Why concatenate all documents into one long token stream instead of per-document batches?

Because variable-length document batches waste a lot of attention computation on padding, and batched random-window sampling from a flat token stream is dramatically simpler. You still mark document boundaries by inserting eos_token_id between them, which teaches the model that sequences terminate — without that token, windows that span document boundaries would incorrectly train the model that the end of one story continues into the next. train_tokens.reshape(-1, seq_len) or random-offset windowing are both common after that concatenation.

Why target 2-20M parameters specifically?

Because it's the sweet spot for this sandbox: small enough that a 100-step loop finishes in a couple of minutes on one GPU, large enough that TinyStories produces recognisable English rather than markov-chain noise, and large enough that the perplexity delta across training (say from 40 to 8) is readable against validation variance. Below ~2M you don't have enough capacity to model TinyStories; above ~50M you start starving for training tokens relative to capacity, and Chinchilla-scaling pressure shows up as the loss curve flattening early.

What would break first if I tried to scale this exact code to 7B parameters?

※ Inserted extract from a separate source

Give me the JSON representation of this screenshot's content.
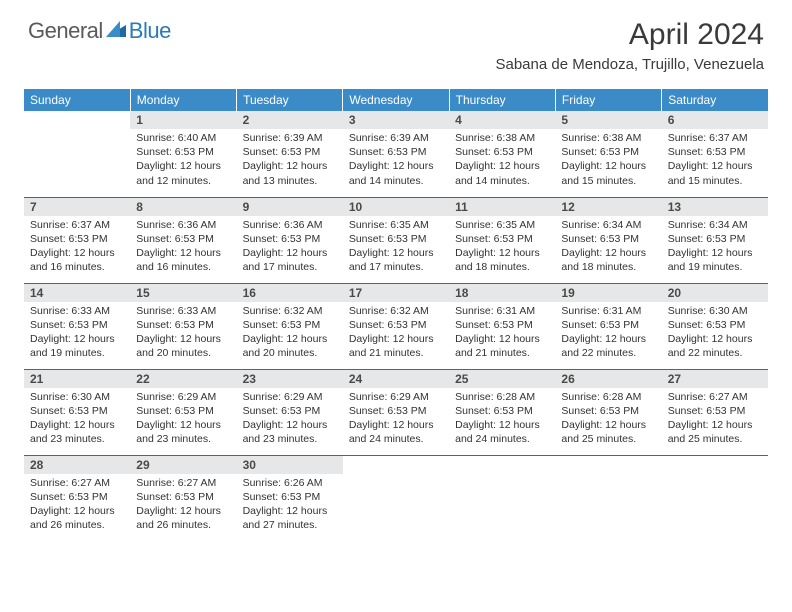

Memory, in three places. AdamW optimizer state alone is 8 bytes per parameter (two FP32 accumulators), so 7B × 8 = 56 GB just for the optimizer — won't fit on a single consumer GPU. FP32 activations for a single training step are also 30+ GB. Even before those, the weights themselves at FP32 are 28 GB. The fixes are compound: shard the optimizer state with ZeRO / FSDP across multiple GPUs, run the model in bf16 to halve weight and activation memory, enable gradient checkpointing to trade compute for activation memory, and accumulate gradients over multiple micro-batches. The Step 4 reflection walks through memory / numerical / systems failure modes in detail.